New boss at Our Place to mix business with charity
Feb 09 2012
Don EvansPhotograph by: Noel MacDonald, Supplied photo, timescolonist.com
Over two decades, Don Evans has moved between the corporate and non-profit worlds. As the newly appointed executive director for Our Place, he plans to use skills from both sectors.
Evans, 49, will take over the reins of Our Place March 1. He is moving into the position at a time when the Pandora Avenue dropin centre is struggling to wrestle down a deficit that is likely to be almost $250,000 by the end of the fiscal year.
"I want to combine my corporate business skills with my passion for social justice issues," Evans said.
"They are having some financial challenges and I have a background in fundraising, so I think I can help," he said.
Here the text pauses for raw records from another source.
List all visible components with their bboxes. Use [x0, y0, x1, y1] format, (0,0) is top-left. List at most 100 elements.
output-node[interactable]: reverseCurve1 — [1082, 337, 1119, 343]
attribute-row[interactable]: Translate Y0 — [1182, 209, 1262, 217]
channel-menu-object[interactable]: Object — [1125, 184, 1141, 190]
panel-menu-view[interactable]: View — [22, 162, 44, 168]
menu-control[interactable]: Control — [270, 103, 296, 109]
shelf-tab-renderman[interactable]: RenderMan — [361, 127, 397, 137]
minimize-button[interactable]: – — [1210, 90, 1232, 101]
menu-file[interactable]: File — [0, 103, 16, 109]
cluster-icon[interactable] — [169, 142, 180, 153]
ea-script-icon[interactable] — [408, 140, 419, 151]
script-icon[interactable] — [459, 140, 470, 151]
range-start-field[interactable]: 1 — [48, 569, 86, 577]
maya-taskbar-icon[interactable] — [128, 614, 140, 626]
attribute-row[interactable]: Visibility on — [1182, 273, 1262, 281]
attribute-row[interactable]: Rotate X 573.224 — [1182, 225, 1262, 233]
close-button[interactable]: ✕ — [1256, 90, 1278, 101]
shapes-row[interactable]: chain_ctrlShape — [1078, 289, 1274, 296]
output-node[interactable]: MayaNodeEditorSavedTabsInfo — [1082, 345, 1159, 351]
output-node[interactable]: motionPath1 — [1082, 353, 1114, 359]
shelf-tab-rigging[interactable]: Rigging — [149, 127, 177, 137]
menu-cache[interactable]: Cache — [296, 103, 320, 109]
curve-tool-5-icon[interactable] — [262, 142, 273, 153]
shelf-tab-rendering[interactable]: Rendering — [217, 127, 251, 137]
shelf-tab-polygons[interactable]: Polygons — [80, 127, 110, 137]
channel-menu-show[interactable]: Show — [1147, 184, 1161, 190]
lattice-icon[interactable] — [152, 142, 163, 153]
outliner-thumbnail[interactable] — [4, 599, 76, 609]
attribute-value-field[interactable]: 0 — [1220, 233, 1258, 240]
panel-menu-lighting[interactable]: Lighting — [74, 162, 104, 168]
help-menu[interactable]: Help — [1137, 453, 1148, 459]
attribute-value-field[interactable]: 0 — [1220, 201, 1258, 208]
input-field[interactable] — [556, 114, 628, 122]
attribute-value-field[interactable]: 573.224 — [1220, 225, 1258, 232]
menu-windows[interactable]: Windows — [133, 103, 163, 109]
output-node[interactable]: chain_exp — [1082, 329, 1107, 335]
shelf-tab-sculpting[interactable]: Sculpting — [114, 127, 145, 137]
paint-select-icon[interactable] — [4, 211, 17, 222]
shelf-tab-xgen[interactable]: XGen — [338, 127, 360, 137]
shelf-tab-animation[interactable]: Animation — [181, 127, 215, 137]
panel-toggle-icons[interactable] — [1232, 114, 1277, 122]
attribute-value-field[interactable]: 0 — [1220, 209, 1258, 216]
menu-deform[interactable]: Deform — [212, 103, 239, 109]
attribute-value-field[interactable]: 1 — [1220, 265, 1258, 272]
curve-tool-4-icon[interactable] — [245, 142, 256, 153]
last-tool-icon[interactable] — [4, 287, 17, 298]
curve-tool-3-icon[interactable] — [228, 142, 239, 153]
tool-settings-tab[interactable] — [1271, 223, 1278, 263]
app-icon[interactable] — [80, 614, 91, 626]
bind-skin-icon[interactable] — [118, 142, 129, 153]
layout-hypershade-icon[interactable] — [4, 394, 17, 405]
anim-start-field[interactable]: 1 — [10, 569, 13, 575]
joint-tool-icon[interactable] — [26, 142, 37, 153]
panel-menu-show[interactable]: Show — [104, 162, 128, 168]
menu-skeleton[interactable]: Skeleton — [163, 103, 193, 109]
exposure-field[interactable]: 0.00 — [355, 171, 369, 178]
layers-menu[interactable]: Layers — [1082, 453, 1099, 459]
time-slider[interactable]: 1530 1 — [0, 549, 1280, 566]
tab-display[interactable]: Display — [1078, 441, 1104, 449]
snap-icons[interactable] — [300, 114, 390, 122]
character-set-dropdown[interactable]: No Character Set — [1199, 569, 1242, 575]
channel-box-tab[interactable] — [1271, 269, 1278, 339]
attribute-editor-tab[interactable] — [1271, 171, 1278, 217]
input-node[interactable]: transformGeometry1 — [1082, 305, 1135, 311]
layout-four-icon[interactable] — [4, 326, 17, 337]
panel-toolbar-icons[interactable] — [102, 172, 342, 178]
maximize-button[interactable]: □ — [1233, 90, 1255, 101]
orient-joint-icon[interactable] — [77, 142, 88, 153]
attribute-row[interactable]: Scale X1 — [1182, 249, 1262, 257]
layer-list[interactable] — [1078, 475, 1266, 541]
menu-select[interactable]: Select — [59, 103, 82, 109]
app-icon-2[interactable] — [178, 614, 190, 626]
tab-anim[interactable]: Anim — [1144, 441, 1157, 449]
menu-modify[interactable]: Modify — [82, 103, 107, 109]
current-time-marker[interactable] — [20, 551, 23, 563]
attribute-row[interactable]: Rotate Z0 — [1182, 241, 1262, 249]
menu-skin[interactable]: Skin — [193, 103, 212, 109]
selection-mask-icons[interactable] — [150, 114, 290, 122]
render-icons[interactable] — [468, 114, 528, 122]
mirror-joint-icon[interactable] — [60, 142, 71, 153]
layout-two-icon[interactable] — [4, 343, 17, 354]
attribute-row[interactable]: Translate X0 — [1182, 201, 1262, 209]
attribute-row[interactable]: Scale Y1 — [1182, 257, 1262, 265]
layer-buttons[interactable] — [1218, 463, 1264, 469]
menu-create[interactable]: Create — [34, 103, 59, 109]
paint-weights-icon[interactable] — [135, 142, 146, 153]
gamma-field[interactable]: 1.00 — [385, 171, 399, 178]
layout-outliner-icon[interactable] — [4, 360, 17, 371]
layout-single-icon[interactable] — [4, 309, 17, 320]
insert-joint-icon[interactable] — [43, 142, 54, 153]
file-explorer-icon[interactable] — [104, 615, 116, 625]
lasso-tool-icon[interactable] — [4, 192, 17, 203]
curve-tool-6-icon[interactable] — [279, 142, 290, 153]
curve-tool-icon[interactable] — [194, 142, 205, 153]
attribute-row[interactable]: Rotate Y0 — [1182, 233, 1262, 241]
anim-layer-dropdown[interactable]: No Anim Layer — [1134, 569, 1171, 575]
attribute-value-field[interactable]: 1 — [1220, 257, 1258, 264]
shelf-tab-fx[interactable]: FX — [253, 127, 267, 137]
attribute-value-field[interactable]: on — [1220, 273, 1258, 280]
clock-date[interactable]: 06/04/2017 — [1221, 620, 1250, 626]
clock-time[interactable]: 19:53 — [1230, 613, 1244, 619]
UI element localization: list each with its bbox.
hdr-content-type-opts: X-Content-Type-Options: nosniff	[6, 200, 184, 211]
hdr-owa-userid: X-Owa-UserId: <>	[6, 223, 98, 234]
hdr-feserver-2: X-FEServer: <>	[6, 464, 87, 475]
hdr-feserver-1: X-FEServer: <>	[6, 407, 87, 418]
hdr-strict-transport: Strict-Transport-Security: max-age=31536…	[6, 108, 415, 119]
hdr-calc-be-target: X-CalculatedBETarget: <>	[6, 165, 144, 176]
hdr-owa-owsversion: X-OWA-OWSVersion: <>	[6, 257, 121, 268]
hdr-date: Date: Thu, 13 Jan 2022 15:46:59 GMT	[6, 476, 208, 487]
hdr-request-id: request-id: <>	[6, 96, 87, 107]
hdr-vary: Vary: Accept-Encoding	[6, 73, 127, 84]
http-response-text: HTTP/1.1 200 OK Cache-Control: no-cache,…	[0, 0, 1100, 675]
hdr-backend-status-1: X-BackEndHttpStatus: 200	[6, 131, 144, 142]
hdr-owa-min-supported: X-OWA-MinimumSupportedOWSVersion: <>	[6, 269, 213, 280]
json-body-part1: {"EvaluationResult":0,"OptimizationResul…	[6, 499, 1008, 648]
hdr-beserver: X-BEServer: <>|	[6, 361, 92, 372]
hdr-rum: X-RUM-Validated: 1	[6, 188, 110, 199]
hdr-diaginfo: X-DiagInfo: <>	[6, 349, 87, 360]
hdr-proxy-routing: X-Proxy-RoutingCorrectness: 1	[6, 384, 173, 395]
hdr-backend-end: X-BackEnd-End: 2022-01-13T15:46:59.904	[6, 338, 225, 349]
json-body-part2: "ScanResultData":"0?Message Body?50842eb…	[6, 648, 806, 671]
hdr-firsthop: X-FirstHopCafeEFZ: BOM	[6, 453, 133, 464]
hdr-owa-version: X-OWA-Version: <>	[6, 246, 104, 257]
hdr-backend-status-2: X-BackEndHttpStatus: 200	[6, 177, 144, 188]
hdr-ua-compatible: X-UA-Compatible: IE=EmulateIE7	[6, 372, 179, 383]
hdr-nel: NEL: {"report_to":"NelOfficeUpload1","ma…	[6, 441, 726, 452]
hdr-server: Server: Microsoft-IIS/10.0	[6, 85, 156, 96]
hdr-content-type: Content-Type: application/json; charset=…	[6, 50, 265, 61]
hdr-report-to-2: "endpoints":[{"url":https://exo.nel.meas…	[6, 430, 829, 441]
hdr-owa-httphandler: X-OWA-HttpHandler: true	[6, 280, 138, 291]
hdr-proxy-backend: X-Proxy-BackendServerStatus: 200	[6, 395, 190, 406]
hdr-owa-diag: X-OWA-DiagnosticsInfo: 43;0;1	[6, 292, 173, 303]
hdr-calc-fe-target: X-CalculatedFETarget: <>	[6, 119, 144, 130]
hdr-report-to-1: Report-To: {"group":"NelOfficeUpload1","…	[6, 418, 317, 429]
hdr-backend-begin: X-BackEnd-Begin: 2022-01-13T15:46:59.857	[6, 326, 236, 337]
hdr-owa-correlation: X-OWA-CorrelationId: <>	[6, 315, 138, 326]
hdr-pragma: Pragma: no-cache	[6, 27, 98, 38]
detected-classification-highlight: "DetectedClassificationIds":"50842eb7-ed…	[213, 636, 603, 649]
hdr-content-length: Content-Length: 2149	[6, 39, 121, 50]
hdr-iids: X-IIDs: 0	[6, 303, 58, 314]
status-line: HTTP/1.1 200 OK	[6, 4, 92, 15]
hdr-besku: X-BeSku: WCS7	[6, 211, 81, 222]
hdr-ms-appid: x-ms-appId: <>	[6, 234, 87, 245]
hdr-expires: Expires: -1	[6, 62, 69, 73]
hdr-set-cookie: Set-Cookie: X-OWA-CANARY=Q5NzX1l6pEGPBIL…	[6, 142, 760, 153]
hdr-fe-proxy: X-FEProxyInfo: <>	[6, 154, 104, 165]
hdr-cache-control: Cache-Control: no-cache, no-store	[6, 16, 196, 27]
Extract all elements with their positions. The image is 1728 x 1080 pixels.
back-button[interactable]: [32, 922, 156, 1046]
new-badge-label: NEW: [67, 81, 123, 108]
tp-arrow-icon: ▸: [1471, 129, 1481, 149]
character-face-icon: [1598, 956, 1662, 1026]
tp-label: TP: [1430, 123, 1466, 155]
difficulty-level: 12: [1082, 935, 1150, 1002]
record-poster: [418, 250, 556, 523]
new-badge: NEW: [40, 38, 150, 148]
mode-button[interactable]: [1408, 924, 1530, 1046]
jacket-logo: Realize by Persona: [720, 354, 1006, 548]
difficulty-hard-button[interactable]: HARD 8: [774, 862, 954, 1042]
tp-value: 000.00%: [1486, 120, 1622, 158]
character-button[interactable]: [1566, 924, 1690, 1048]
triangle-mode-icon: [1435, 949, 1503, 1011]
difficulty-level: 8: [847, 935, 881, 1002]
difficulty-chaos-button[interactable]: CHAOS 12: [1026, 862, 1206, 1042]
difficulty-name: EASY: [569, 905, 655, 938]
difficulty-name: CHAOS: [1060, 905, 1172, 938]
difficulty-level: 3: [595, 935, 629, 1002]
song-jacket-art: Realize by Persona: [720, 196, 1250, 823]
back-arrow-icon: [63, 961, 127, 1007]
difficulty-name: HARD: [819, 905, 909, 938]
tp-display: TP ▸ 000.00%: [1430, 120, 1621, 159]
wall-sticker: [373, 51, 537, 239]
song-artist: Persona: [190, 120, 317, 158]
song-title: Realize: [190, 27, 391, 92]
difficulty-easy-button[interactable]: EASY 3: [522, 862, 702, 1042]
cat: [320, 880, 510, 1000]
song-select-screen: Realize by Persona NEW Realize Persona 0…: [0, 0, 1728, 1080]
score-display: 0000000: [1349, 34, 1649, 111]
With a background as an investment adviser and vice-president of communications for two pharmaceutical companies, Evans balanced corporate work with volunteering for a variety of organizations in Vancouver's Downtown Eastside and then decided to move to the non-profit side.
"I was looking for something a little more meaningful," said Evans, whose most recent position was co-executive director with First United Church in Vancouver, which provides many of the same services as Our Place.
"This is a good move for me," he said.
"I was impressed with the staff and the way they greet people. They just treat people like family."
Evans takes over the position vacated by Sandra Danco, who left in November after only four months. A larger shadow is cast by previous executive director Rev. Al Tysick, who achieved almost legendary status among homeless and addicted clients.
Shannon Renault, Our Place Society board chairwoman, said the selection committee was impressed by Evans's keen analytical skills and passion for the work. "He knows the environment and the issues that we work with, but, definitely, having that business background, particularly in financial management is a huge benefit to any non-profit," Renault said.
The board is reviewing all Our Place activities with a view to cost-cutting, Renault said.
"The truth is that everything we are doing has to be on the table for consideration," she said.
One problem is that Our Place has continued to serve breakfast to clients, even though the service is no longer funded by the city, Renault said.
Opening at 7 a.m. and serving breakfast helps clients and also helps the city as it means people have somewhere to go early in the morning, she said.